Now, keep in mind, this is a "dream house" not a "house I know we can afford." Some things, like the widow's walk/sniper nest on the roof, we may have to compromise on.
First, I want 40 motherfucking acres of land in Missouri, at least 30 of which wooded.
I want a two story house plus a basement lair where I can work on guns.
Sethra wants a library. Fine. I want an armory, complete with steel doors.
I want a fucking awesome kitchen with plenty of counter space and a motherfucking potato bin! Don't look at me like that! You heard me! A fucking potato bin!
I want a widow's walk on the roof with a set-up for a scoped rifle (or crew served M249 depending on how Heller vs.

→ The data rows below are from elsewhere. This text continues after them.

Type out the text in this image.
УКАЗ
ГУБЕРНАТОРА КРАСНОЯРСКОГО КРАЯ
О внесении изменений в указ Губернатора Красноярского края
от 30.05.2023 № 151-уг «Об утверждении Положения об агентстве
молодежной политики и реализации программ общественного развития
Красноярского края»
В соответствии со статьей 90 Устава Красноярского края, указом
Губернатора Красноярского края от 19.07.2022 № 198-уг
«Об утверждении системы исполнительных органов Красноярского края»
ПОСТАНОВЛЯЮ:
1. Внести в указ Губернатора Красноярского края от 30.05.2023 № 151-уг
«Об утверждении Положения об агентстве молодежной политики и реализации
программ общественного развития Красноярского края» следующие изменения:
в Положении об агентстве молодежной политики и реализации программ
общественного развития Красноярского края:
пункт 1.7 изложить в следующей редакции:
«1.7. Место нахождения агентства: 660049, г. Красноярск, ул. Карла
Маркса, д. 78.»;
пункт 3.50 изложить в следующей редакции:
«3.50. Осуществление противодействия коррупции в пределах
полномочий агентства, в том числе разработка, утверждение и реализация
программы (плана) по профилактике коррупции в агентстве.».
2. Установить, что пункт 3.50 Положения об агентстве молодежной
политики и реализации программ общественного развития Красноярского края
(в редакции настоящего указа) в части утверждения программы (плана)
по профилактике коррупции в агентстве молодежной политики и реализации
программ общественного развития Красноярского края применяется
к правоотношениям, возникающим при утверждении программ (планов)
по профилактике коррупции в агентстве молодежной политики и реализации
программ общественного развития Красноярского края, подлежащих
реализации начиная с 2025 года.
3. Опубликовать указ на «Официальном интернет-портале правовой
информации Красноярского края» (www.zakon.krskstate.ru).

D.C. shakes out) so I can shoot motherfucking coyotes.
Outside, I want a big fucking garden so I can grow tomatoes, potatoes, green beans, corn and other wicked vegetable shit.
I want guineas. They eat ticks. 'Nuff said.
I want a chicken coop.
I want a perimeter road around my property just inside the tree line so I can run in the morning.
I want my nearest neighbor to be FAR THE FUCK AWAY.
Just for the fuck of it, I might raise a barn... motherfucking Amish style, dog!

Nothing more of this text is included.